1. The lingo. Paul Lee, ABC’s head honcho, talking about some show he likes, says, “It’s sexy, it’s sticky, it’s more-ish, as the British say – you just want more of it.” So “more-ish” means you want more of it and “sticky” means you want it to stick around. Seriously, that is real TV exec lingo. An exact quote.

2. The look. It’s cookie-cutter. A lot of TV actors look the same. They’re short with big heads. It works for the camera. Wednesday night after the ABC party I was outside gawking. The ABC stars were leaving, the CBS stars arriving. It looked like a giant family convention in the hotel lobby, everybody related.

3. The thin thing. All the female actors from Desperate Housewives could sit together on the same bar stool. This is totally true. I measured. The bar stool, that is. And eyeballed the Wives.

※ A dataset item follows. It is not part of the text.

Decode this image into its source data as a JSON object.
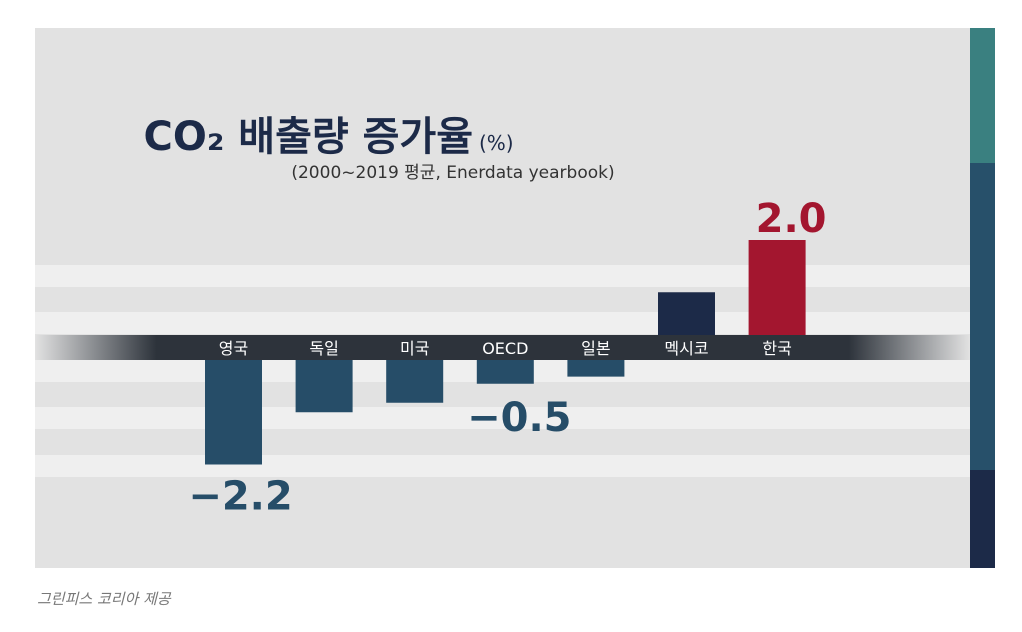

4. The lies. “To be honest with you, it's hard to imagine the network without House,” Fox network boss Kevin Reilly said on Sunday. This is nonsense. The contracts of everybody on House are finishing this year. Of course Fox can imagine life without House. It is furiously developing a cheaper replacement. Mike Darnell, president of Alternative Entertainment for Fox, also said of American Idol host Ryan Seacrest, “It’s very hard to imagine the show without Ryan.” Right. Seacrest’s contract, worth $15-million (U.S.) a year, is also finishing. In this economy, you give $15-mil to a guy who merely hosts a show for five months?

5. The money. See Ryan Seacrest’s salary.

6. Kevin O’Leary. He’s on ABC’s Shark Tank, its version of Dragons’ Den, as well as CBC’s Dragons’ Den thing. He was at the ABC party on Tuesday night, I was told. Couldn’t miss him, in an electric pink tie. I spent 40 minutes looking for the blustering guy, to thank him for providing me with such a wealth of material. Never found him. If TV didn’t make stars of such people I wouldn’t be wasting my time.

7. The “American Dream” thing. Apparently Fox’s American Idol is “all about making the American Dream come true,” according to judge Randy Jackson. So the “American Dream” involves mocking weird-looking people who can’t sing for weeks on TV before the competent karaoke singers arrive?

8. The fear of offending. The show GCB, based on the satirical novel called Good Christian Bitches, is described by ABC boss Lee as “actually very pro-religion,” and the show’s executive producer insists that “the church is sacred” in the show. Oh come on. It’s better to just admit that, yeah, some viewers might be offended. Because somebody always is.

9. The phony wars between shows. American Idol’s Jackson says NBC’s The Voice features “second-chance people” and its use of rotating chairs on set is a “rip-off of Star Trek.” Street fight! Smackdown! Oh for heaven’s sake, they’re all just silly singing shows.

10. The lack of originality. A lot of TV comedy and drama is simply derived from other TV comedy and drama, not the real world. Steve Levitan, who runs Modern Family, said here, “I actually tell the writers not to watch TV so it doesn’t kill story ideas.” Good move. A reason why his show is good.